Dhartung is really on the money. Quite simply, most of these companies didn't deserve to stay in business. Sure, the people probably deserved to keep their jobs, but their managers were total morons. They forgot the first rule of business.

You don't have to make a profit, but you have to cover your costs.

Sadly, most CEOs, CFOs, COOs and investors were morons who failed to remember what they had learned in their fancy universities. They hired the wrong strategists (who charged the earth to keep telling these dummies that it was okay not to make any money yet), the wrong staff (just because they have a degree - in Art - doesn't mean they'll make a good despatch manager) and kept plugging the wrong message.

Dhartung is right. Things are going to be much better from now on.
posted by wackybrit at 10:58 PM on February 2, 2001


I actually do think that there has been something of an over-correction which resulted in a lot of good companies with good products and good staff going under.

First, it is not an artifact of 1997-2000 bubble thinking to operate growing, innovative companies at a loss for periods of several years, buoyed up by debt and equity investments. Most pre-commercial-Internet era technology companies grew up this way, and essentially all media properties (which is what consumer dot-com sites really were, not technology companies at all) grew up that way. Every magazine, television and cable network, newspaper, etc., operates at a loss for years after it is founded. In 1993, before anyone had heard of the world wide web and most people had never received or sent an e-mail, Silicon Valley was full of venture capital funds, and many of them had been around for years and years.

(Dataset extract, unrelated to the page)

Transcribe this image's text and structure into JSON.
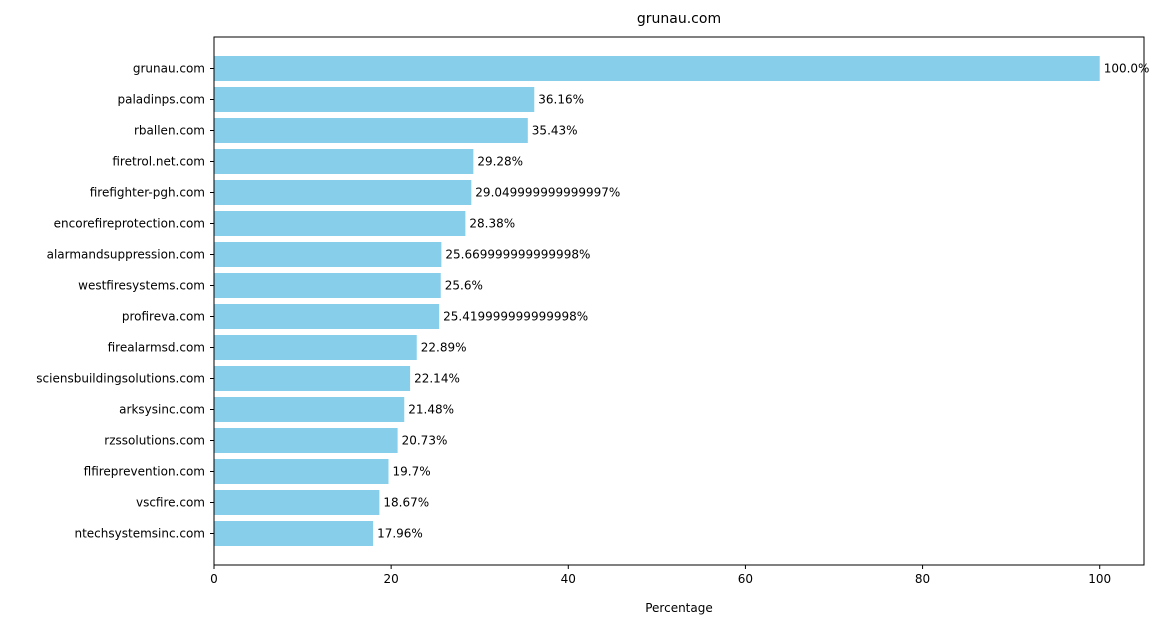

Second, the venture capital community has taken a view which is quite radically skeptical: that the supply of cool new technology CANNOT be assumed to create its own demand. In other words, if you are a former Oracle VP with five engineers you've been paying from a second mortgage and you've developed a terrific new B2B infrastructure / exchange product, in February of 2001 the VCs are likely to ask you "what was the sales volume of B2B infrastructure / exchnage producs in 2000?" and treat the answer as the definitive market size for your product. They will be deaf, in most cases, to any argument that the availability of your product will cause more companies to want acquire B2B infrastructure / exchange technology to improve their operations.

Now, surely, a hell of a lot of VCs got led down a primrose path by ridiculous pro-formas founded on the notion that the product would magically grow a massive market, but it is just as wrong for them to totally ignore the 40 year history of the commercial computing and technology market in which time and time again the availability of cost-effective tools did, indeed, create their own buyers. (After all, one didn't size the market for Palm Pilots by adding up the number of people who'd bought those cheap Casio 64KB organizers, but rather by adding up the number of people who bought Day-timers and Filofaxes and assuming a significant percentage would go digital once the solution got good enough...)

Dhartung is very right, though, by pointing out that many, many of the people who were in the (most broadly construed) Internet business 10 months ago did not belong there. The ease of coming up with a good idea and the (unprecedented) ease of finding money to launch them, as well as the (fantastically unprecedented) sense that one could just run the biz for a year, have an IPO, and be a multi-multi-milionaire, combined to propel a hell of a lot of people into startups who had no true and compelling reason to do so. People who didn't know better ended up running businesses, and people who actually did know or suspect that they didn't have the chops actually to run a business disregarded their instincts and took the gamble, especially since the gamble was largely with other people's money.